Bolotbaike likes this way of life: «It is a life I have chosen. I like being alone in the middle of the mountains, it?s an extraordinary feeling. And camels are good animals, less dependent than sheep. ».
At the entrance of the refuge, a mirror, a razor and toothbrushes: «it?s all I have here». Bolotbaike lives with a few clothes and
no identity papers: «no need» it seems to say. The next morning he asks: «Do European people dream too? »
Divorced for eight years, he lets himself dream of sharing his life with someone else. Unfortunately, encounters are rather rare in Tian Shan. However, he can be confident: in Kyrgyzstan, telling a woman that she has «camel eyes» is a very nice compliment...
Further down the mountain, his friend Kendjebaike leaves his family home to visit him on horseback. Once a month, through the vast snow-covered steppes, he makes this perilous journey to supply his comrade. A camel driver for four generations, Kendjebaike is the youngest of a family of fourteen children. He maintains the family heritage under the watchful eye of his mother Latiypa, with whom he shares the family home, and his wife Perizat, his eldest son Toko and his daughter Nurayim.

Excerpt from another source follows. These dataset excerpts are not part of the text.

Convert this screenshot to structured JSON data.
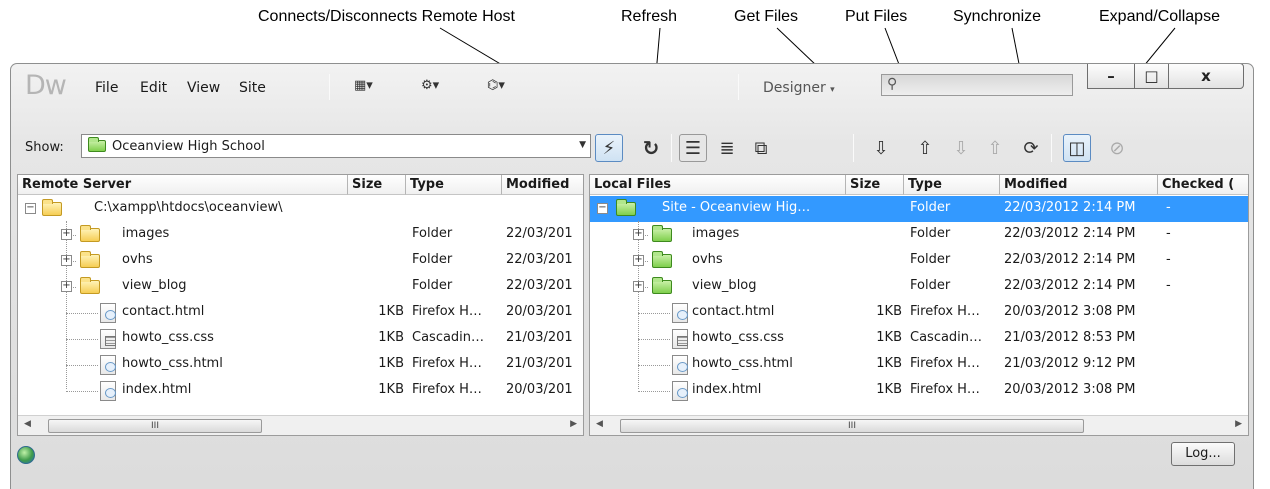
{
  "callouts": {
    "connect": "Connects/Disconnects Remote Host",
    "refresh": "Refresh",
    "get": "Get Files",
    "put": "Put Files",
    "sync": "Synchronize",
    "expand": "Expand/Collapse"
  },
  "app": {
    "logo": "Dw",
    "menu": [
      "File",
      "Edit",
      "View",
      "Site"
    ],
    "workspace": "Designer",
    "search_placeholder": "",
    "window_controls": {
      "minimize": "–",
      "maximize": "□",
      "close": "x"
    }
  },
  "toolbar": {
    "show_label": "Show:",
    "site_selected": "Oceanview High School"
  },
  "remote": {
    "headers": {
      "name": "Remote Server",
      "size": "Size",
      "type": "Type",
      "modified": "Modified"
    },
    "root": "C:\\xampp\\htdocs\\oceanview\\",
    "rows": [
      {
        "name": "images",
        "size": "",
        "type": "Folder",
        "modified": "22/03/201",
        "kind": "folder"
      },
      {
        "name": "ovhs",
        "size": "",
        "type": "Folder",
        "modified": "22/03/201",
        "kind": "folder"
      },
      {
        "name": "view_blog",
        "size": "",
        "type": "Folder",
        "modified": "22/03/201",
        "kind": "folder"
      },
      {
        "name": "contact.html",
        "size": "1KB",
        "type": "Firefox H…",
        "modified": "20/03/201",
        "kind": "html"
      },
      {
        "name": "howto_css.css",
        "size": "1KB",
        "type": "Cascadin…",
        "modified": "21/03/201",
        "kind": "css"
      },
      {
        "name": "howto_css.html",
        "size": "1KB",
        "type": "Firefox H…",
        "modified": "21/03/201",
        "kind": "html"
      },
      {
        "name": "index.html",
        "size": "1KB",
        "type": "Firefox H…",
        "modified": "20/03/201",
        "kind": "html"
      }
    ]
  },
  "local": {
    "headers": {
      "name": "Local Files",
      "size": "Size",
      "type": "Type",
      "modified": "Modified",
      "checked": "Checked ("
    },
    "root": {
      "name": "Site - Oceanview Hig…",
      "type": "Folder",
      "modified": "22/03/2012 2:14 PM",
      "checked": "-"
    },
    "rows": [
      {
        "name": "images",
        "size": "",
        "type": "Folder",
        "modified": "22/03/2012 2:14 PM",
        "checked": "-",
        "kind": "folder"
      },
      {
        "name": "ovhs",
        "size": "",
        "type": "Folder",
        "modified": "22/03/2012 2:14 PM",
        "checked": "-",
        "kind": "folder"
      },
      {
        "name": "view_blog",
        "size": "",
        "type": "Folder",
        "modified": "22/03/2012 2:14 PM",
        "checked": "-",
        "kind": "folder"
      },
      {
        "name": "contact.html",
        "size": "1KB",
        "type": "Firefox H…",
        "modified": "20/03/2012 3:08 PM",
        "checked": "",
        "kind": "html"
      },
      {
        "name": "howto_css.css",
        "size": "1KB",
        "type": "Cascadin…",
        "modified": "21/03/2012 8:53 PM",
        "checked": "",
        "kind": "css"
      },
      {
        "name": "howto_css.html",
        "size": "1KB",
        "type": "Firefox H…",
        "modified": "21/03/2012 9:12 PM",
        "checked": "",
        "kind": "html"
      },
      {
        "name": "index.html",
        "size": "1KB",
        "type": "Firefox H…",
        "modified": "20/03/2012 3:08 PM",
        "checked": "",
        "kind": "html"
      }
    ]
  },
  "scroll_thumb": "III",
  "status": {
    "log_button": "Log..."
  },
  "colors": {
    "selection": "#3399ff",
    "accent_border": "#5b8bc2"
  }
}
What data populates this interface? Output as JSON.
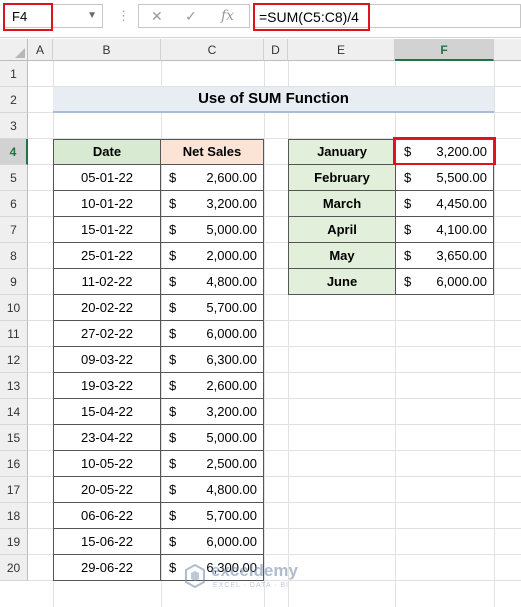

In 1991, the Kyrgyz satellite left Soviet orbit. However, although the country has been reviving its nomadic traditions since independence, the return to land privatization, far from the Soviet promise, has not been able to prevent the economic isolation of the rural world.
After serving in the army from 1982 to 1985, the father of the family recalls the time of the kolkhozes: «At the time, there was work for everyone. Today it?s much more complicated to find work! ».
The sovkhoz, which promised to abolish the economic isolation of nomads through agricultural cooperative systems, no longer exists and the privatization of land since 1991 has led to massive unemployment throughout the country: «It was very hard,» he recalls.
For his mother, formerly known as «Mother - Heroic» - a distinction awarded by the Soviet regime to all mothers with ten or more children - livestock is an element of social prestige that must be maintained.
Three years ago, Bolotbaike and Kendjebaike started producing camel milk. Unlike its beige desert cousin, only the brown long-haired camel that feeds in the mountains produces protein-rich milk with a high antimicrobial potential. Both men sell their production to the local shaman for medicinal and therapeutic use. However, the animal only produces a very small quantity every two years. A tedious work with time that the two friends will continue to carry out over the next few years.
Between nostalgia for the kolkhoz and the quest for freedom, Bolotbaike and Kendjebaike will perpetuate as long as possible this solitary and precious pastoral life.